(4) A certain order of label updating is given which can expedite the convergence process. The rest of the paper is organized as follows. Section 2 introduces
α-degree neighborhood networks, as well as the α-degree neighborhood impact formula. Section 3 describes the working principle and steps of the proposed algorithm α-NILP in detail. selleck product Section 4 presents the experimental results and the analysis. Finally, Section 5 concludes the paper. 2. α-Degree Neighborhood Impact Given a network G = (V, E), where V is the set of nodes and E is the set of edges, and the task of network community detection is to find densely connected subgraphs in G. The label propagation method is applied here to implement automatic community detection . Taking nodes as the basic computing units, we initialize every node with a unique label and let the labels propagate in a certain order through the network.
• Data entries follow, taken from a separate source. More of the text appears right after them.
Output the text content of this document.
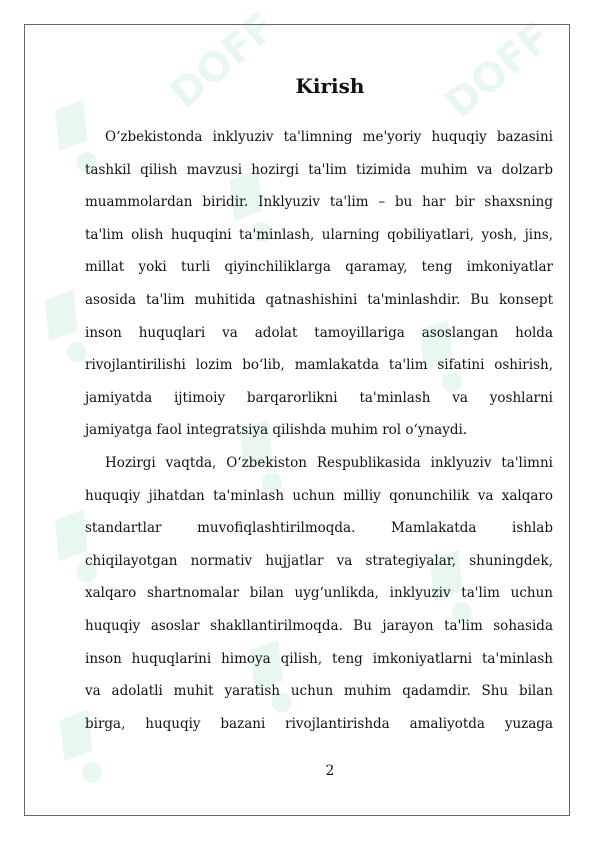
DOFF	DOFF
Kirish

O‘zbekistonda inklyuziv ta'limning me'yoriy huquqiy bazasini
tashkil qilish mavzusi hozirgi ta'lim tizimida muhim va dolzarb
muammolardan biridir. Inklyuziv ta'lim – bu har bir shaxsning
ta'lim olish huquqini ta'minlash, ularning qobiliyatlari, yosh, jins,
millat yoki turli qiyinchiliklarga qaramay, teng imkoniyatlar
asosida ta'lim muhitida qatnashishini ta'minlashdir. Bu konsept
inson huquqlari va adolat tamoyillariga asoslangan holda
rivojlantirilishi lozim bo‘lib, mamlakatda ta'lim sifatini oshirish,
jamiyatda ijtimoiy barqarorlikni ta'minlash va yoshlarni
jamiyatga faol integratsiya qilishda muhim rol o‘ynaydi.

Hozirgi vaqtda, O‘zbekiston Respublikasida inklyuziv ta'limni
huquqiy jihatdan ta'minlash uchun milliy qonunchilik va xalqaro
standartlar muvofiqlashtirilmoqda. Mamlakatda ishlab
chiqilayotgan normativ hujjatlar va strategiyalar, shuningdek,
xalqaro shartnomalar bilan uyg‘unlikda, inklyuziv ta'lim uchun
huquqiy asoslar shakllantirilmoqda. Bu jarayon ta'lim sohasida
inson huquqlarini himoya qilish, teng imkoniyatlarni ta'minlash
va adolatli muhit yaratish uchun muhim qadamdir. Shu bilan
birga, huquqiy bazani rivojlantirishda amaliyotda yuzaga

2
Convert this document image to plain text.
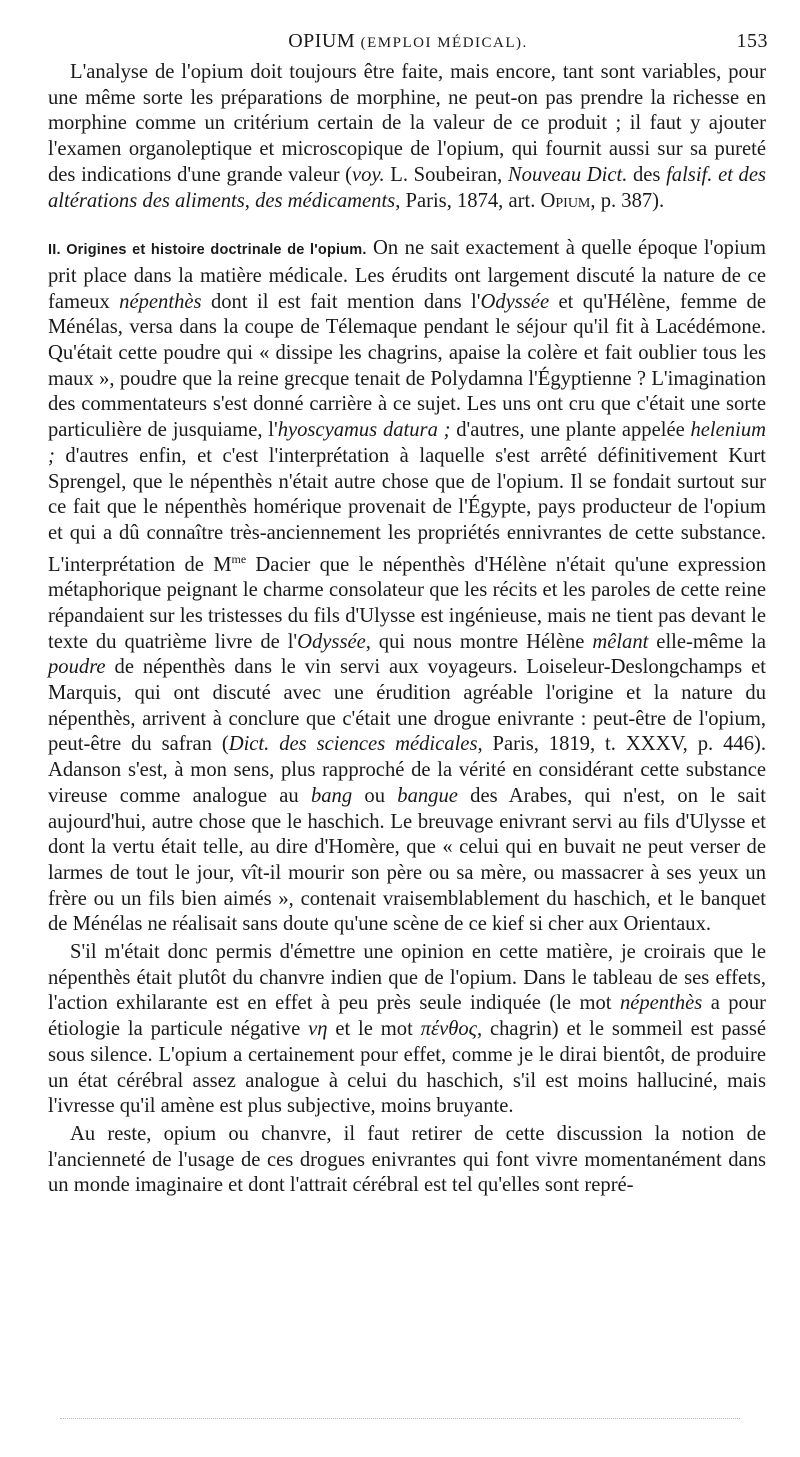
OPIUM (EMPLOI MÉDICAL).	153

L'analyse de l'opium doit toujours être faite, mais encore, tant sont variables, pour une même sorte les préparations de morphine, ne peut-on pas prendre la richesse en morphine comme un critérium certain de la valeur de ce produit ; il faut y ajouter l'examen organoleptique et microscopique de l'opium, qui fournit aussi sur sa pureté des indications d'une grande valeur (voy. L. Soubeiran, Nouveau Dict. des falsif. et des altérations des aliments, des médicaments, Paris, 1874, art. Opium, p. 387).

II. Origines et histoire doctrinale de l'opium. On ne sait exactement à quelle époque l'opium prit place dans la matière médicale. Les érudits ont largement discuté la nature de ce fameux népenthès dont il est fait mention dans l'Odyssée et qu'Hélène, femme de Ménélas, versa dans la coupe de Télemaque pendant le séjour qu'il fit à Lacédémone. Qu'était cette poudre qui « dissipe les chagrins, apaise la colère et fait oublier tous les maux », poudre que la reine grecque tenait de Polydamna l'Égyptienne ? L'imagination des commentateurs s'est donné carrière à ce sujet. Les uns ont cru que c'était une sorte particulière de jusquiame, l'hyoscyamus datura ; d'autres, une plante appelée helenium ; d'autres enfin, et c'est l'interprétation à laquelle s'est arrêté définitivement Kurt Sprengel, que le népenthès n'était autre chose que de l'opium. Il se fondait surtout sur ce fait que le népenthès homérique provenait de l'Égypte, pays producteur de l'opium et qui a dû connaître très-anciennement les propriétés ennivrantes de cette substance. L'interprétation de $M^{me}$ Dacier que le népenthès d'Hélène n'était qu'une expression métaphorique peignant le charme consolateur que les récits et les paroles de cette reine répandaient sur les tristesses du fils d'Ulysse est ingénieuse, mais ne tient pas devant le texte du quatrième livre de l'Odyssée, qui nous montre Hélène mêlant elle-même la poudre de népenthès dans le vin servi aux voyageurs. Loiseleur-Deslongchamps et Marquis, qui ont discuté avec une érudition agréable l'origine et la nature du népenthès, arrivent à conclure que c'était une drogue enivrante : peut-être de l'opium, peut-être du safran (Dict. des sciences médicales, Paris, 1819, t. XXXV, p. 446). Adanson s'est, à mon sens, plus rapproché de la vérité en considérant cette substance vireuse comme analogue au bang ou bangue des Arabes, qui n'est, on le sait aujourd'hui, autre chose que le haschich. Le breuvage enivrant servi au fils d'Ulysse et dont la vertu était telle, au dire d'Homère, que « celui qui en buvait ne peut verser de larmes de tout le jour, vît-il mourir son père ou sa mère, ou massacrer à ses yeux un frère ou un fils bien aimés », contenait vraisemblablement du haschich, et le banquet de Ménélas ne réalisait sans doute qu'une scène de ce kief si cher aux Orientaux.

S'il m'était donc permis d'émettre une opinion en cette matière, je croirais que le népenthès était plutôt du chanvre indien que de l'opium. Dans le tableau de ses effets, l'action exhilarante est en effet à peu près seule indiquée (le mot népenthès a pour étiologie la particule négative νη et le mot πένθος, chagrin) et le sommeil est passé sous silence. L'opium a certainement pour effet, comme je le dirai bientôt, de produire un état cérébral assez analogue à celui du haschich, s'il est moins halluciné, mais l'ivresse qu'il amène est plus subjective, moins bruyante.

Au reste, opium ou chanvre, il faut retirer de cette discussion la notion de l'ancienneté de l'usage de ces drogues enivrantes qui font vivre momentanément dans un monde imaginaire et dont l'attrait cérébral est tel qu'elles sont repré-
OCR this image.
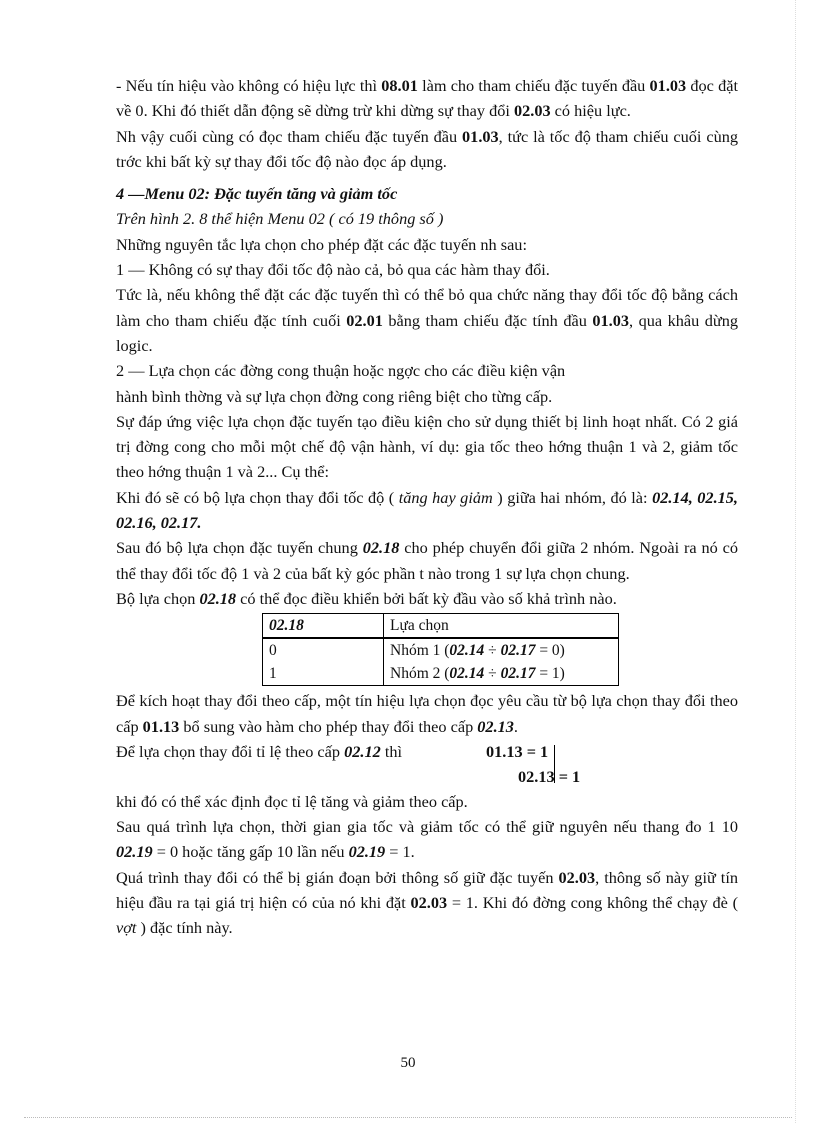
- Nếu tín hiệu vào không có hiệu lực thì 08.01 làm cho tham chiếu đặc tuyến đầu 01.03 đọc đặt về 0. Khi đó thiết dẫn động sẽ dừng trừ khi dừng sự thay đổi 02.03 có hiệu lực.

Nh vậy cuối cùng có đọc tham chiếu đặc tuyến đầu 01.03, tức là tốc độ tham chiếu cuối cùng trớc khi bất kỳ sự thay đổi tốc độ nào đọc áp dụng.

4 —Menu 02: Đặc tuyến tăng và giảm tốc

Trên hình 2. 8 thể hiện Menu 02 ( có 19 thông số )

Những nguyên tắc lựa chọn cho phép đặt các đặc tuyến nh sau:

1 — Không có sự thay đổi tốc độ nào cả, bỏ qua các hàm thay đổi.

Tức là, nếu không thể đặt các đặc tuyến thì có thể bỏ qua chức năng thay đổi tốc độ bằng cách làm cho tham chiếu đặc tính cuối 02.01 bằng tham chiếu đặc tính đầu 01.03, qua khâu dừng logic.

2 — Lựa chọn các đờng cong thuận hoặc ngợc cho các điều kiện vận

hành bình thờng và sự lựa chọn đờng cong riêng biệt cho từng cấp.

Sự đáp ứng việc lựa chọn đặc tuyến tạo điều kiện cho sử dụng thiết bị linh hoạt nhất. Có 2 giá trị đờng cong cho mỗi một chế độ vận hành, ví dụ: gia tốc theo hớng thuận 1 và 2, giảm tốc theo hớng thuận 1 và 2... Cụ thể:

Khi đó sẽ có bộ lựa chọn thay đổi tốc độ ( tăng hay giảm ) giữa hai nhóm, đó là: 02.14, 02.15, 02.16, 02.17.

Sau đó bộ lựa chọn đặc tuyến chung 02.18 cho phép chuyển đổi giữa 2 nhóm. Ngoài ra nó có thể thay đổi tốc độ 1 và 2 của bất kỳ góc phần t nào trong 1 sự lựa chọn chung.

Bộ lựa chọn 02.18 có thể đọc điều khiển bởi bất kỳ đầu vào số khả trình nào.

02.18	Lựa chọn
0	Nhóm 1 (02.14 ÷ 02.17 = 0)
1	Nhóm 2 (02.14 ÷ 02.17 = 1)

Để kích hoạt thay đổi theo cấp, một tín hiệu lựa chọn đọc yêu cầu từ bộ lựa chọn thay đổi theo cấp 01.13 bổ sung vào hàm cho phép thay đổi theo cấp 02.13.

Để lựa chọn thay đổi tỉ lệ theo cấp 02.12 thì	01.13 = 1
02.13 = 1

khi đó có thể xác định đọc tỉ lệ tăng và giảm theo cấp.

Sau quá trình lựa chọn, thời gian gia tốc và giảm tốc có thể giữ nguyên nếu thang đo 1 10 02.19 = 0 hoặc tăng gấp 10 lần nếu 02.19 = 1.

Quá trình thay đổi có thể bị gián đoạn bởi thông số giữ đặc tuyến 02.03, thông số này giữ tín hiệu đầu ra tại giá trị hiện có của nó khi đặt 02.03 = 1. Khi đó đờng cong không thể chạy đè ( vợt ) đặc tính này.

50
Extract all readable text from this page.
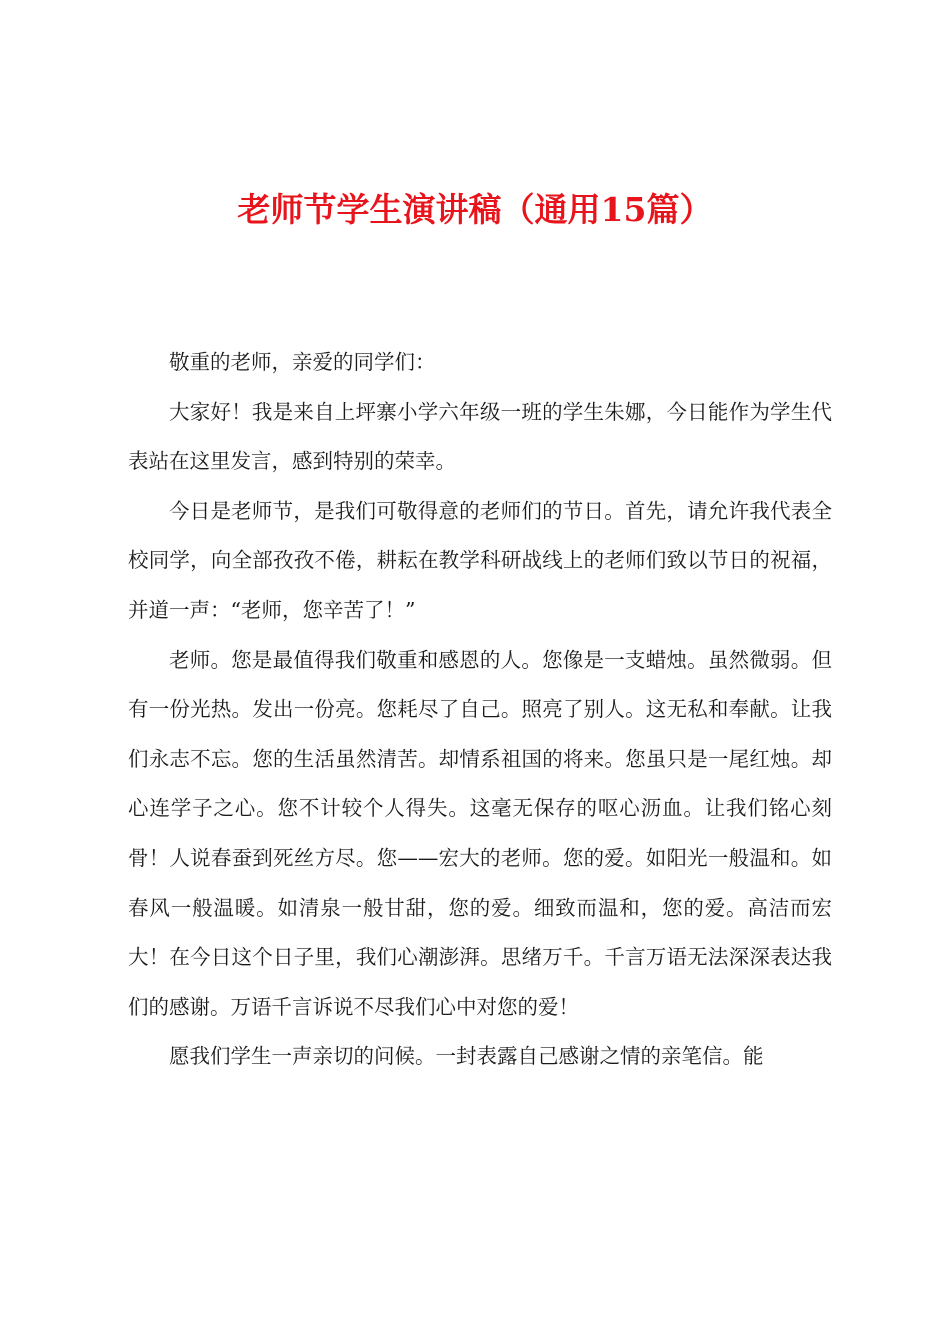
老师节学生演讲稿（通用15篇）

敬重的老师，亲爱的同学们：

大家好！我是来自上坪寨小学六年级一班的学生朱娜，今日能作为学生代表站在这里发言，感到特别的荣幸。

今日是老师节，是我们可敬得意的老师们的节日。首先，请允许我代表全校同学，向全部孜孜不倦，耕耘在教学科研战线上的老师们致以节日的祝福，并道一声：“老师，您辛苦了！”

老师。您是最值得我们敬重和感恩的人。您像是一支蜡烛。虽然微弱。但有一份光热。发出一份亮。您耗尽了自己。照亮了别人。这无私和奉献。让我们永志不忘。您的生活虽然清苦。却情系祖国的将来。您虽只是一尾红烛。却心连学子之心。您不计较个人得失。这毫无保存的呕心沥血。让我们铭心刻骨！人说春蚕到死丝方尽。您——宏大的老师。您的爱。如阳光一般温和。如春风一般温暖。如清泉一般甘甜，您的爱。细致而温和，您的爱。高洁而宏大！在今日这个日子里，我们心潮澎湃。思绪万千。千言万语无法深深表达我们的感谢。万语千言诉说不尽我们心中对您的爱！

愿我们学生一声亲切的问候。一封表露自己感谢之情的亲笔信。能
In order to make densely connected nodes have the same labels, we take the local link structure into consideration. In this section, some related definitions are given as follows. Definition 1 (α-degree neighbor). — Let G = (V, E) be an undirected network, where V is a set of nodes and E is a set of edges. Let u, v ∈ V. If the length of the shortest path from node u to v is α, then node v is called the α-degree neighbor of
node u, denoted by u→αv. Γ(u)=v∣v∈V∧u→αv is the set containing all the α-degree neighbors of u. It is obvious that the definition of α-degree neighbor is symmetrical, which means if node u is the α-degree neighbor of node v, then so is node v to node u. Particularly, node u is the 0-degree neighbor of itself. Definition 2 (α-degree neighborhood network). — Let G = (V, E) be an undirected network with node u, v ∈ V and V′=v∣v∈V∧u→ϵv∧0≤ϵ≤α. The spanning subgraph G′ = (V′, E′), which is composed
of V′ and E′ = u, v∣u, v ∈ V′∧u, v ∈ E, is called the α-degree neighborhood network of node u. As shown in Figure 1, nodes 2–6, which are the neighbors of node 1 and are called its 1-degree neighborhood nodes, form the 1-degree neighborhood network of node Anacetrapib 1 with all the incident edges of those nodes. Node 7 is a 2-degree neighbor of node 1, and the spanning subgraph composed of nodes 1–7 is a 2-degree neighborhood network of node 1. In general, we can view an α-degree network as a complete closed system constituted by an initiating center node and its surrounding counterparts and their incident edges. In this system, starting from a certain node u, we measure and analyze its local connection density via its α-degree neighbors and neighborhood network to yield the average degree of impact on all its surrounding nodes. Figure 1 A sample network. In a real network, a node affects its neighbors through its edges. In an unweighted network, a center node u wields precisely identical influence on its every neighbor.